The best way to protect an unborn baby in a collision is, as you may have guessed, to protect the mother. Unborn babies die every year because of injuries to or the death of their mothers who were not wearing seat belts in a motor vehicle collision. If worn properly, seatbelts will not harm the baby. One way to be sure you’re wearing your seatbelt properly is to obtain and use a Tummy Shield.
Tummy Shield is a crash tested pregnancy seat belt positioner. Tummy Shield significantly reduces the chance of injury to both mother and child by diverting seat belt pressure away from the tummy area to the thigh and pelvis areas.
If you are leaving the country when traveling, it is a good idea to check with the AHS Travel Clinic 403-944-7100 to see if there are any special concerns for pregnant women at your destination. You may want to check into travel insurance for both you and your baby as well.
It is safe for most pregnant women to travel through much of her pregnancy, but always check with your care provider before taking any kind of trip.
One of the main problems with traveling is the long periods of time that the body tends to be immobile. At the best of times this can be uncomfortable and can lead to circulation problems in a person’s lower limbs. During pregnancy, hormonal and physical changes exacerbate the negative consequences of these periods of immobility.
As long as you’re comfortable driving short distances is fine. On longer trips, be sure to take frequent breaks.
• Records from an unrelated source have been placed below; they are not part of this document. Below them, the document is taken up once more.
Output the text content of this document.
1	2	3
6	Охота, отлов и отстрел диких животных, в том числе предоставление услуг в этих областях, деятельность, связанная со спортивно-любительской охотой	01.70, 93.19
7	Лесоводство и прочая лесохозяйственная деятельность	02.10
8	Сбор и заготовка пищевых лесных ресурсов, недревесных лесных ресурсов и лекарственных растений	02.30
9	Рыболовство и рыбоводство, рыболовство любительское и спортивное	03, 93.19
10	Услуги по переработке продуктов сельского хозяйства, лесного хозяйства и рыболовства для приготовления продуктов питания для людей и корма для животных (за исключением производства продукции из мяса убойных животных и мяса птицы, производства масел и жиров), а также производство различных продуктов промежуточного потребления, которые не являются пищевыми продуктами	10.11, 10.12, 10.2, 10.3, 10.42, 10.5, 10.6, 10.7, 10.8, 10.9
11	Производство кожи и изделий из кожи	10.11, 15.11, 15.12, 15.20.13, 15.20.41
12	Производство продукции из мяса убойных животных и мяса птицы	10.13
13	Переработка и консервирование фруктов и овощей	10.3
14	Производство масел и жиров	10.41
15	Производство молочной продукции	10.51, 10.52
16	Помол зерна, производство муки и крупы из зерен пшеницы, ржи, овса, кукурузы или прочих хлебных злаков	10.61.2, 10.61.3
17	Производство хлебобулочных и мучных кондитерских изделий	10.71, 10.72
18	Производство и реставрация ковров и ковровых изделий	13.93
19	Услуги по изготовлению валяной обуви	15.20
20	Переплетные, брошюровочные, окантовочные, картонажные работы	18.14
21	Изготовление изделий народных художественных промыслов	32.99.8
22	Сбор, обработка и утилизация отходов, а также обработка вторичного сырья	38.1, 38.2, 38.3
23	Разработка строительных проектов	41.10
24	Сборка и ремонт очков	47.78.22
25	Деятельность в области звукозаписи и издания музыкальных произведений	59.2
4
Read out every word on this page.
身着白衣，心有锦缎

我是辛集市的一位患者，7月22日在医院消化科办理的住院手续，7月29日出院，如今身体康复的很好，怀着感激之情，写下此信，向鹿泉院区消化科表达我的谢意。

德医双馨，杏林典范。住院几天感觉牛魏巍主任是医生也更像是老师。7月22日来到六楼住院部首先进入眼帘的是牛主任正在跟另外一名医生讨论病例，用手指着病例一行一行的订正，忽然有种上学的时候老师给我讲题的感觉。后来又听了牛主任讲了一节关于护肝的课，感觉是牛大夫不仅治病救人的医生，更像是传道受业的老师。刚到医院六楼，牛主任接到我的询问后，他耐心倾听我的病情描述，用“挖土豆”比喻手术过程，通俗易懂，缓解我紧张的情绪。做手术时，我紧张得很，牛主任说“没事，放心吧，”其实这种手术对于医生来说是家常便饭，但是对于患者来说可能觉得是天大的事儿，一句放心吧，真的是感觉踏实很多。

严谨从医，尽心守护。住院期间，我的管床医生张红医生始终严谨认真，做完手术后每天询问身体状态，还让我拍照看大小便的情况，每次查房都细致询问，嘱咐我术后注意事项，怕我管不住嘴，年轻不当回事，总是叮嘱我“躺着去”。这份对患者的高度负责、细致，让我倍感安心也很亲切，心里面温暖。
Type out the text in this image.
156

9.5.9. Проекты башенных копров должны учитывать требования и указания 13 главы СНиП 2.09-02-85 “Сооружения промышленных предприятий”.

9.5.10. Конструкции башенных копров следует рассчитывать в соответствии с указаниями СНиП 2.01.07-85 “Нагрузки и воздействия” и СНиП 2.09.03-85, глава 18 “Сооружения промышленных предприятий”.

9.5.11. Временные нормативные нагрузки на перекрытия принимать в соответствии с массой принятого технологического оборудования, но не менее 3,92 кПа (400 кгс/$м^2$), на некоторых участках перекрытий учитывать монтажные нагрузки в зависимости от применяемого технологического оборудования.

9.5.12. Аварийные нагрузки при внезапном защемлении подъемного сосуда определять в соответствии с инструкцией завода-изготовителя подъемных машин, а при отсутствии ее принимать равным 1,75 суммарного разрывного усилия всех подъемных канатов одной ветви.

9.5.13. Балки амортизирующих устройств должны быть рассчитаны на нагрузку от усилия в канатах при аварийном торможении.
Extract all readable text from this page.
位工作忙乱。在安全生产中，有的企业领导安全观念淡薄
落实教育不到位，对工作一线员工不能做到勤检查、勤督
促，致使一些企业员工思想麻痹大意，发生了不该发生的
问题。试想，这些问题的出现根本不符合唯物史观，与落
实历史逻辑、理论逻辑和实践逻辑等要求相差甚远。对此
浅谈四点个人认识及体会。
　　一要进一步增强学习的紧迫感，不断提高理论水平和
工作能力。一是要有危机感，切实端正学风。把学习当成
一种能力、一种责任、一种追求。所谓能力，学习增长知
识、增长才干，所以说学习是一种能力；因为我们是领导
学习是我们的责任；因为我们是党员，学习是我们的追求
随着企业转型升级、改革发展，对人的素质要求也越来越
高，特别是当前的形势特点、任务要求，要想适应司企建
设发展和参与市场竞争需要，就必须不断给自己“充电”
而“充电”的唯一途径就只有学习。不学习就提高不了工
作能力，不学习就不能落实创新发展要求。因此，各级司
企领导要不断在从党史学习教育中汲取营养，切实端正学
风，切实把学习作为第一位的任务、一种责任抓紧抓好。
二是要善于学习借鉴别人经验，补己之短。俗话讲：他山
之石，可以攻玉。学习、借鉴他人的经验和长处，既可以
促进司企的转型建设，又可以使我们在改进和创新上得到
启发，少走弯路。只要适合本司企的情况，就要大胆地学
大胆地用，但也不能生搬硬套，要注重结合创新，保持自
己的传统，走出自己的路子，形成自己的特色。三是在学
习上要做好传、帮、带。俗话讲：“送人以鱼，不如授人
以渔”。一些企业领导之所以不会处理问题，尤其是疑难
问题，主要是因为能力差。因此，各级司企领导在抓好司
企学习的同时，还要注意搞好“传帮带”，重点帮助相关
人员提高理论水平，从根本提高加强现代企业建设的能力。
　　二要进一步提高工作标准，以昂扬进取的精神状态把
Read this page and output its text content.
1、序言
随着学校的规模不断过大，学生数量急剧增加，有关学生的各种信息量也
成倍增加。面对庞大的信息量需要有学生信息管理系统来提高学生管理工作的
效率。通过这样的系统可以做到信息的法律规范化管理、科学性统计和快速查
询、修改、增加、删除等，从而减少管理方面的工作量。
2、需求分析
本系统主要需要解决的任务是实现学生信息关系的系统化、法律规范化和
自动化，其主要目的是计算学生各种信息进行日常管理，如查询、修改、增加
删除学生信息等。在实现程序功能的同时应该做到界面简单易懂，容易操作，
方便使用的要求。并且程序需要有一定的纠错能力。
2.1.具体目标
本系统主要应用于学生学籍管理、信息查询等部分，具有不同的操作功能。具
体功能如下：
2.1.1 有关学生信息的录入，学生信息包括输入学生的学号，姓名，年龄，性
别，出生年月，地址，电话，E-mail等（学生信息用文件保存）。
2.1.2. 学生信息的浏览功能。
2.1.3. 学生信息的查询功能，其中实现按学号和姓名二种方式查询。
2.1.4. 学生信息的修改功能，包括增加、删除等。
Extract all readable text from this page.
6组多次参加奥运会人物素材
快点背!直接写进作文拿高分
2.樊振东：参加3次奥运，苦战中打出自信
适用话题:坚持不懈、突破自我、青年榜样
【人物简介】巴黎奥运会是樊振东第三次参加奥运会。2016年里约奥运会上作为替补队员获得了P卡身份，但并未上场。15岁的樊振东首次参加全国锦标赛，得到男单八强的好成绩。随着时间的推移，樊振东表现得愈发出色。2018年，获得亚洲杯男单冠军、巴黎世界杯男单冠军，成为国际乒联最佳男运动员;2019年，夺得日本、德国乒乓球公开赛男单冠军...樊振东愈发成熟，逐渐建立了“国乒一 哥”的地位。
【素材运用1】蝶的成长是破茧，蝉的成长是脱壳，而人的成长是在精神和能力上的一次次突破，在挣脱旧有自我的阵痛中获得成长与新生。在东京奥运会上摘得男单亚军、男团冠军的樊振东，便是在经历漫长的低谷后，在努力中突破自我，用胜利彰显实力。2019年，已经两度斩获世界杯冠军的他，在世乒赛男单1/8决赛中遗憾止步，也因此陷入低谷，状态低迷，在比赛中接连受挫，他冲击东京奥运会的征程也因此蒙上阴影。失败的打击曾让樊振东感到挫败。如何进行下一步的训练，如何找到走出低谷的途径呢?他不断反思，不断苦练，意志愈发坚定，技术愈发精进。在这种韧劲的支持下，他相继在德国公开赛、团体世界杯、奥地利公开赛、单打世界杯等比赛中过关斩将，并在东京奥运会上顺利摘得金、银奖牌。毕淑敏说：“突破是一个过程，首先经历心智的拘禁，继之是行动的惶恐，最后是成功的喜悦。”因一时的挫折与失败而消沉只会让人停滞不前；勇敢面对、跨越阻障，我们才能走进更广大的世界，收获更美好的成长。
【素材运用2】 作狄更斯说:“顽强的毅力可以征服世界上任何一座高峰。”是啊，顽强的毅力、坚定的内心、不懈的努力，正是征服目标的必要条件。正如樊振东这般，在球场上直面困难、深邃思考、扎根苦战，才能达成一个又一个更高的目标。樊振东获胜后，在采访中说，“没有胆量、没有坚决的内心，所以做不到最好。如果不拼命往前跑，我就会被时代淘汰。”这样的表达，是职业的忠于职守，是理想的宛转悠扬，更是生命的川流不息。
Avoid driving when you are tired. Both driver and passenger should get out of the vehicle, walk around and stretch every few hours. Also, be sure to maintain good hydration and stop for meal breaks.
If you are traveling by air, check with the airline to see if there are any restrictions for pregnant women. It is not unheard of for some airlines may require a note from your caregiver before allowing you to fly. It is important to do foot and leg exercises in your seat on long flights to increase circulation and to help prevent blood clots from forming. Some women find it helpful to wear support stockings, but whatever you do be sure to dress comfortably. And, as always, eat and drink regularly during the flight.